In an age where most viewing of art is done online rather than in person at a gallery, UFV visual arts professor Christopher Friesen’s latest art exhibit considers the notions of influence and authenticity.
Search by Image runs through May 7 at the Reach Gallery Museum in Abbotsford, with an opening reception Jan 18 and a brunch with the artist opportunity on Jan 20. The works are the result of Friesen’s recent sabbatical.
“In this recent series of paintings I use iconic works by French master Jean Baptiste Camille Corot (1796 – 1875) to explore legacies of modern painting and to consider notions of influence, quotation, authorship, and the ‘real’ in the age of digital reproduction,” says Friesen.
The fictions of “master” and “copy” are now so entwined with each other that it is impossible to say where one begins and the other ends.
Douglas Davis, The Work of Art in the Age of Digital Reproduction, 1995
Corot is remembered most for his landscape paintings. Highly influential, his late style is often considered a forerunner to Impressionism and there is little doubt of his profound influence on modern painting. Corot was prolific in his output, and his work has also been copied and forged perhaps more than any other artist in history. Friesen uses the preponderance of Corot’s imagery to engage with notions of visuality and questions of pictorial fidelity, particularly where these ideas intersect with the digital.
Rather than adhering to Corot’s work with close stylistic accuracy, Friesen chooses large-scale canvases, favours a loose application of paint and bold palette, and accentuates the flatness of the painting’s surface. Though he sets out to create a series that is remarkably dissimilar to Corot when experienced in person, Friesen has ensured that the resulting paintings bear enough of a resemblance to the originals that these distinctions are significantly curtailed when meditated through a digital device.
As the title of the exhibition suggests, algorithms used in online image searches are fundamental to Friesen’s larger project. He deliberately appropriates Corot’s original titles for his own works, so that any online hierarchy that would separate original from copy is virtually eliminated. A simple Google image search produces myriad and varied versions of paintings bearing these names. The innocent online researcher could easily be lost in a thicket of images within which no frame of reference for the “real” is apparent, raising the question of epistemology.

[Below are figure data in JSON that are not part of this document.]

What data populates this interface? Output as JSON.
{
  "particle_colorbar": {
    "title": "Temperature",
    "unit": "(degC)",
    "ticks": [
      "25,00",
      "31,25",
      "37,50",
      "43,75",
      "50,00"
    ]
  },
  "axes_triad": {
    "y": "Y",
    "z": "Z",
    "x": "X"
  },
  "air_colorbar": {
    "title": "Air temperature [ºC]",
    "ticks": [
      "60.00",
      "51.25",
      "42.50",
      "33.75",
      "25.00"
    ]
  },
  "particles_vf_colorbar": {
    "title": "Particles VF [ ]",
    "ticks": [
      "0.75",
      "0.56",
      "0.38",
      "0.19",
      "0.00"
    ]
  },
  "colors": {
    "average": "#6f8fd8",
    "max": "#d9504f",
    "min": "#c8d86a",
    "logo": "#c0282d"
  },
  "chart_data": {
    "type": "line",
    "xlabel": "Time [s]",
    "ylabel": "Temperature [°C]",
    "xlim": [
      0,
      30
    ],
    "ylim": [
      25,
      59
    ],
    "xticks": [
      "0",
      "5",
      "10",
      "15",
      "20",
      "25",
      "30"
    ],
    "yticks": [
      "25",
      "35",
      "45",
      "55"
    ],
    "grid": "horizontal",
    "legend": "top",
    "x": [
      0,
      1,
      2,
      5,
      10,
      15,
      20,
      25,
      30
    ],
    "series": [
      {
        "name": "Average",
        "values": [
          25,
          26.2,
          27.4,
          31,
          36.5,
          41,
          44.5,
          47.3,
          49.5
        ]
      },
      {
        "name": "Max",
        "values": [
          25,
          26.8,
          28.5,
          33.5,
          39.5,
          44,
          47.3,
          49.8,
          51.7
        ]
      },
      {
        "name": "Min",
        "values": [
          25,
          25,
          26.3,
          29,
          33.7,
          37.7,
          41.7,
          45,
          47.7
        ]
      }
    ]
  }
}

Friesen’s willing engagement with digital phenomena draws attention to the changing means through which works of art are reproduced, circulated, and consumed. At a time when we are just as likely to encounter a work of art online than in person, Friesen’s project asks what the nature of this encounter ought to be, and whether the future of art is in galleries or on screens.
“I want to take this exploration further by encouraging visitors to photograph my paintings and share them through their social media channels, using the paintings’ titles and the hashtags #searchbyimage #digitalcorot #realfriesen #christopherfriesen #corot,” Friesen notes.